Overview
Hello Everyone,
Job Role:Data Engineer
Job Location:Pune(Hybrid)
Notice Period:Immediate
Experience:5-8 years.
Key Responsibilities:
· Data Engineering & Cloud Architecture: Designed and optimized scalable data pipelines in AWS, integrating ERP systems like Dynamics 365, Salesforce, and Oracle Fusion.
· Python & PySpark Development: Developed custom Python and PySpark scripts for automating data transformations and processing large datasets efficiently.
· ETL Process Development: Managed ETL processes to integrate data from ERP systems into AWS data lakes/warehouses, ensuring timely and accurate data flow.
· AWS Cloud Services: Utilized AWS services (S3, Redshift, Lambda, Glue) to store, process, and analyze data, optimizing for scalability and cost-efficiency.
· Data Validation & Cleansing: Built validation routines using Python/PySpark to ensure data accuracy, consistency, and integrity, addressing discrepancies proactively.
· Data Modelling & Transformation: Transformed raw data into structured formats using Python, PySpark, and AWS, optimizing models for fast querying and insights.
· SQL & NoSQL Optimization: Wrote and optimized complex SQL and NoSQL queries for efficient data extraction and transformation at scale.
· Automation & Workflow Management: Automated data workflows using Python and AWS Lambda, reducing manual intervention and minimizing errors.
· Performance Monitoring & Troubleshooting: Monitored and optimized data pipelines and cloud infrastructure to identify and resolve bottlenecks and improve performance.
· Documentation & Reporting: Maintained detailed documentation for data systems, ETL processes, and pipeline performance, providing updates to stakeholders.
Qualifications:
- Bachelor’s degree in computer science, Information Technology, or a related field.

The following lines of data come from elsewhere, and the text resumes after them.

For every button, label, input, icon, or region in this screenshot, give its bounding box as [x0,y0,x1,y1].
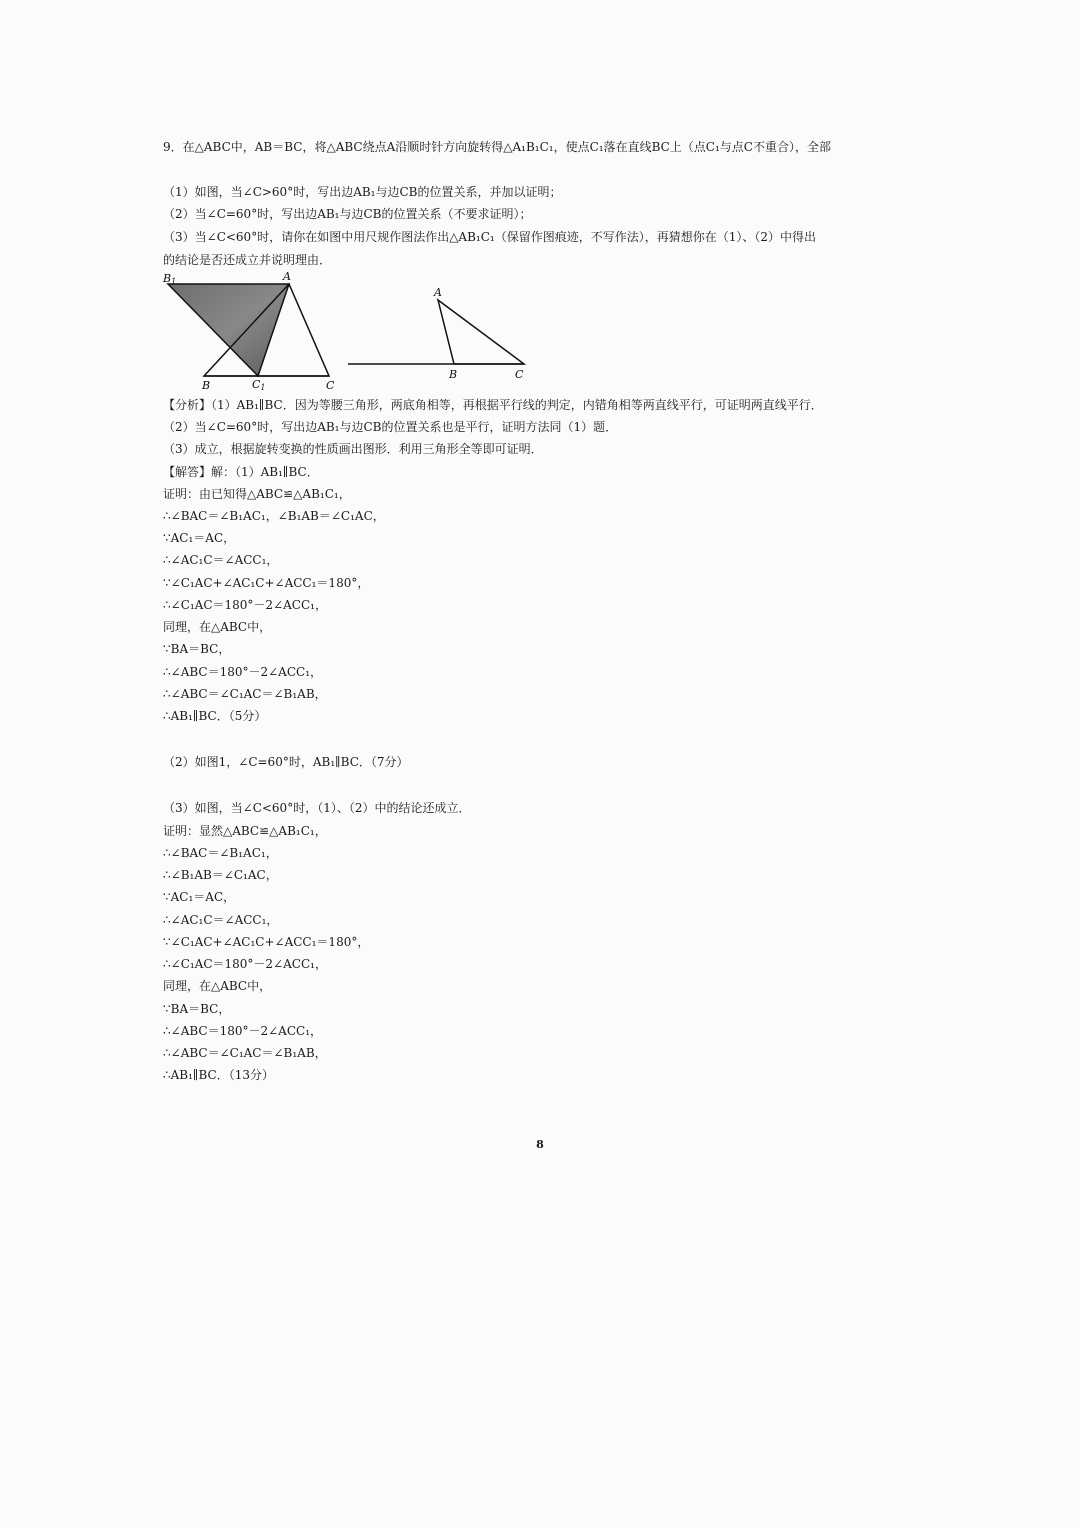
solution3-line: ∴∠BAC＝∠B₁AC₁， [163,846,278,860]
label-c-right: C [515,368,524,381]
solution1-line: ∵∠C₁AC+∠AC₁C+∠ACC₁＝180°， [163,576,370,590]
solution3-line: 证明：显然△ABC≌△AB₁C₁， [163,824,327,838]
label-b-right: B [449,368,458,381]
analysis-line-3: （3）成立，根据旋转变换的性质画出图形．利用三角形全等即可证明． [163,442,543,456]
solution3-line: ∵∠C₁AC+∠AC₁C+∠ACC₁＝180°， [163,935,370,949]
solution1-line: 同理，在△ABC中， [163,620,272,634]
solution3-line: ∴∠ABC＝∠C₁AC＝∠B₁AB， [163,1046,327,1060]
solution2-line: （2）如图1，∠C=60°时，AB₁∥BC．（7分） [163,755,409,769]
label-a-right: A [434,286,442,299]
solution3-line: ∴AB₁∥BC．（13分） [163,1068,274,1082]
solution1-line: ∴∠ABC＝∠C₁AC＝∠B₁AB， [163,687,327,701]
solution3-line: （3）如图，当∠C<60°时，（1）、（2）中的结论还成立． [163,801,471,815]
solution3-line: 同理，在△ABC中， [163,979,272,993]
analysis-line-2: （2）当∠C=60°时，写出边AB₁与边CB的位置关系也是平行，证明方法同（1）题． [163,420,618,434]
question-1: （1）如图，当∠C>60°时，写出边AB₁与边CB的位置关系，并加以证明； [163,185,562,199]
triangle-abc-right [438,300,524,364]
question-3-line-2: 的结论是否还成立并说明理由． [163,253,332,267]
solution3-line: ∴∠B₁AB＝∠C₁AC， [163,868,278,882]
analysis-line-1: 【分析】（1）AB₁∥BC．因为等腰三角形，两底角相等，再根据平行线的判定，内错角相等两直线平行，可证明两直线平行． [163,398,823,412]
solution3-line: ∵AC₁＝AC， [163,890,236,904]
figure-construction-diagram [345,283,530,383]
solution1-line: ∴∠BAC＝∠B₁AC₁，∠B₁AB＝∠C₁AC， [163,509,385,523]
question-3-line-1: （3）当∠C<60°时，请你在如图中用尺规作图法作出△AB₁C₁（保留作图痕迹，不写作法），再猜想你在（1）、（2）中得出 [163,230,816,244]
solution1-line: ∴AB₁∥BC．（5分） [163,709,267,723]
shaded-triangle-ab1c1 [168,284,289,376]
solution1-line: 【解答】解：（1）AB₁∥BC． [163,465,319,479]
solution1-line: ∴∠C₁AC＝180°－2∠ACC₁， [163,598,327,612]
solution3-line: ∴∠ABC＝180°－2∠ACC₁， [163,1024,323,1038]
solution1-line: 证明：由已知得△ABC≌△AB₁C₁， [163,487,351,501]
solution3-line: ∴∠C₁AC＝180°－2∠ACC₁， [163,957,327,971]
solution1-line: ∵BA＝BC， [163,642,231,656]
solution1-line: ∵AC₁＝AC， [163,531,236,545]
solution1-line: ∴∠AC₁C＝∠ACC₁， [163,553,279,567]
label-b1: B1 [163,272,177,286]
solution3-line: ∴∠AC₁C＝∠ACC₁， [163,913,279,927]
label-c-left: C [326,379,335,392]
question-2: （2）当∠C=60°时，写出边AB₁与边CB的位置关系（不要求证明）； [163,207,532,221]
figure-rotation-diagram [158,268,348,393]
solution1-line: ∴∠ABC＝180°－2∠ACC₁， [163,665,323,679]
problem-statement: 9．在△ABC中，AB＝BC，将△ABC绕点A沿顺时针方向旋转得△A₁B₁C₁，使点C₁落在直线BC上（点C₁与点C不重合），全部 [163,140,831,154]
label-a-left: A [283,270,291,283]
solution3-line: ∵BA＝BC， [163,1002,231,1016]
label-c1: C1 [252,378,266,392]
label-b-left: B [202,379,211,392]
page-number: 8 [536,1138,544,1151]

- 4+ years of experience in data engineering, focusing on cloud-based data architectures, programming in Python and PySpark, and ERP system integrations.
- AWS Cloud Expertise: Advanced knowledge of AWS services, including S3, Redshift, Lambda, Glue, RDS, and Athena for building and optimizing data pipelines.
- Python & PySpark: Extensive experience with Python and PySpark for building efficient data processing solutions, automating workflows, and processing large datasets.
- ERP System Integration: Demonstrated expertise in integrating cloud-based ERP systems such as Microsoft Dynamics 365, Salesforce, and Oracle Fusion with AWS data pipelines.
- ETL Process Development & Management: Proven ability to develop, maintain, and optimize robust ETL processes that handle large volumes of data efficiently.
- SQL & NoSQL Optimization: Proficient in writing optimized SQL queries for relational databases and working with NoSQL systems (such as MongoDB or Cassandra) for data processing and transformation.
- Data Quality Assurance & Validation: Strong experience in implementing data quality checks, validation, and cleansing routines to ensure high integrity in the data pipeline.
- Problem Solving & Optimization: Strong troubleshooting skills with the ability to identify and resolve data-related performance issues and optimize workflows for better scalability and speed.
- Project Management & Leadership: Ability to manage multiple data engineering projects, ensuring that all tasks are completed on time, within scope, and according to requirements.
Skills:
- AWS Cloud Services (S3, Redshift, Lambda, Glue, RDS, Athena)
- Python & PySpark (Data Transformation, Big Data Processing, Automation)
- ETL Process Development & Optimization
- ERP System Integration (Microsoft Dynamics 365, Salesforce, Oracle Fusion)
- Data Pipeline Development & Workflow Automation
- SQL & NoSQL Query Optimization
- Data Modelling & Data Transformation
- Data Validation, Cleansing & Quality Assurance
- Performance Monitoring & Troubleshooting
- Project Management & Documentation
Thanks and Regards
Priyanka Jadhav
Job Types: Full-time, Permanent
Pay: ₹1,000,000.00 - ₹2,000,000.00 per month
Benefits:
- Health insurance
Experience:
- aws: 5 years (Preferred)
- Python: 5 years (Preferred)
- Pyspark: 5 years (Preferred)
- Microsoft Dynamics 365: 5 years (Preferred)
- data lake: 5 years (Preferred)
- data engineer: 5 years (Preferred)
Work Location: In person